Condiments such as garlic and ginger that can be added to the dish to enhance the taste. If you buy a lot and store it in a freezer, you can use it as soon as you want and it is convenient.
In this article, we have picked up "Garlic freezing method ", " Ginger freezing method ", and " Aojiso freezing method " from the articles on the freezing method introduced in the past. Please use it as a reference for the condiment stock method.
Freezing garlic
Garlic that is hard to use when you buy a ball. It can be separated one by one and stored frozen with the skin on.
When using it for cooking, it can be left frozen. Since it does not become ticky, you can cut off the root, peel it, and then cut or grate it with a kitchen knife. It is also recommended to soak the sliced frozen garlic in soy sauce to make "garlic soy sauce".
Freezing ginger
Tubed ginger is also useful, but frozen ginger is the best choice in terms of flavor. Cut into slices, julienne, chopped, grated, etc. to your liking, then put in a freezer bag and freeze.
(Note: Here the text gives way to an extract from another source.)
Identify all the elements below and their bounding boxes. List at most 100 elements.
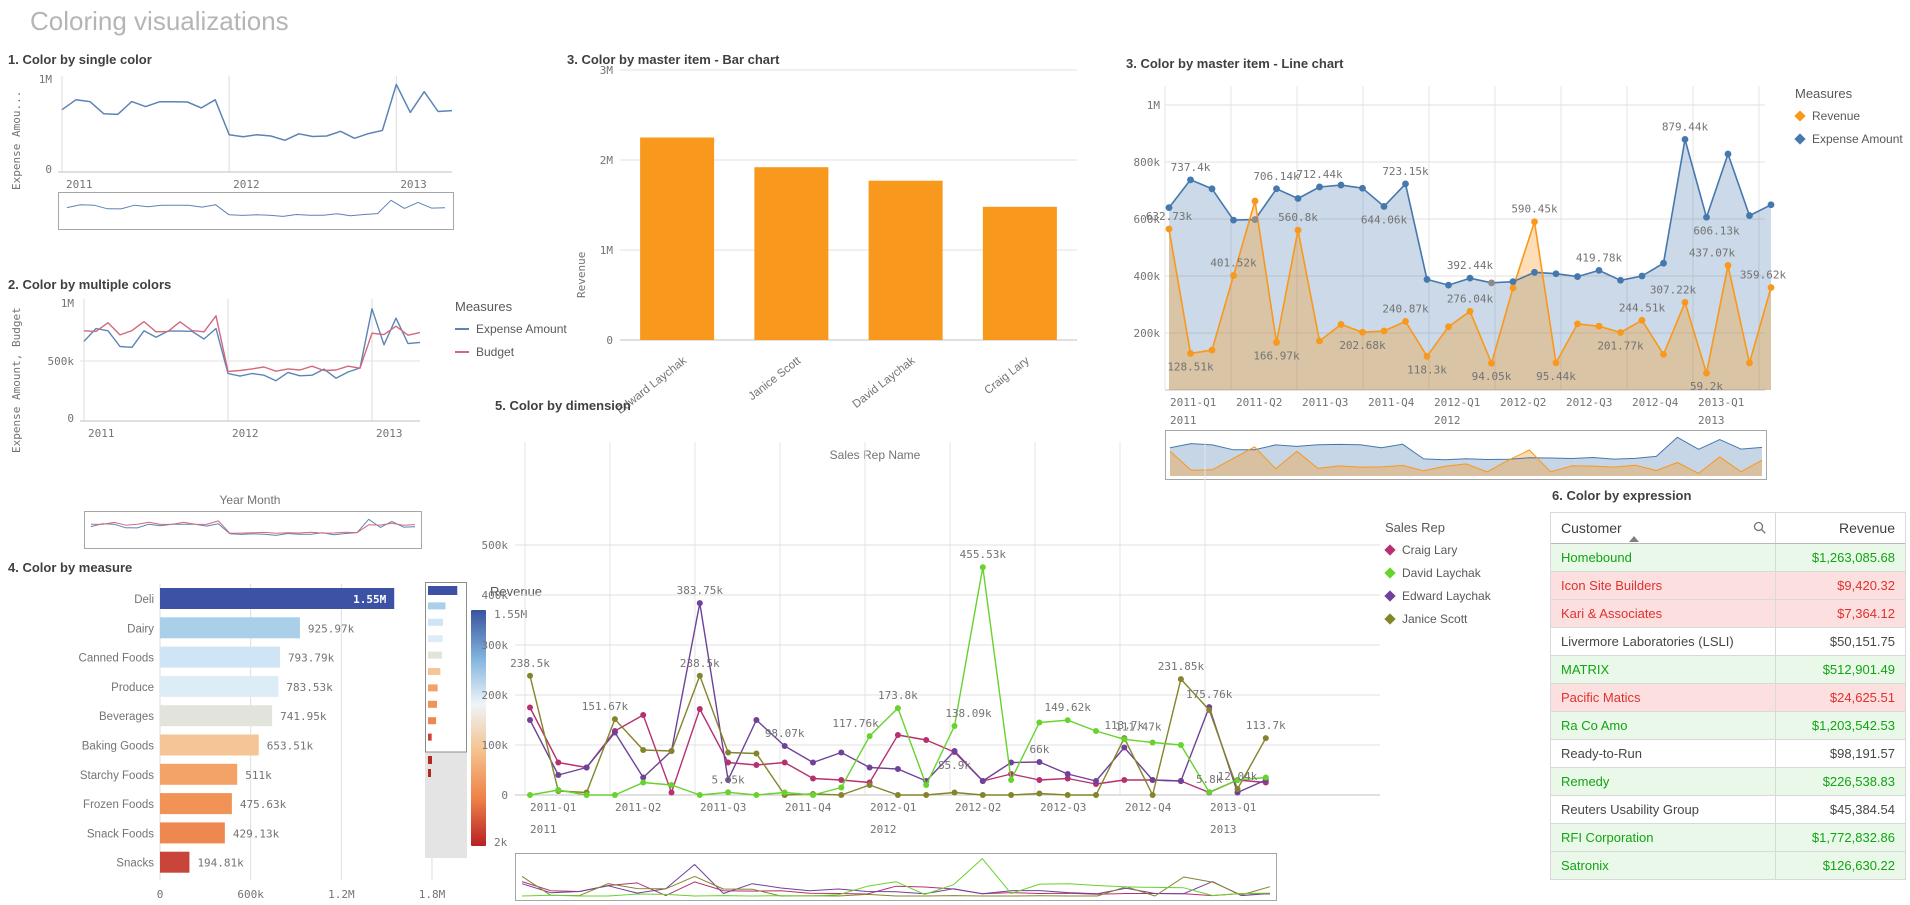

When cooking, you can put it in a pot or rice cooker while it is frozen. The grated product can be cracked and taken out as much as needed.
Frozen storage of green perilla
Aojiso (Ooba) with its unique freshness. If you want to store it in a freezer, wrap it in plastic wrap, put it in a freezer bag, and move it to the freezer.
No need to decompress when using. You can immediately carve it with a kitchen knife. Frozen green perilla has the weakness that it easily loses its shape when cut and its color changes easily. It is a preservation method that should be avoided when you want to value the vivid color and freshness.
If you keep it in the freezer, you can combine the taste of the food with condiments. For details on how to save, please refer to the introductory article from the link in the text.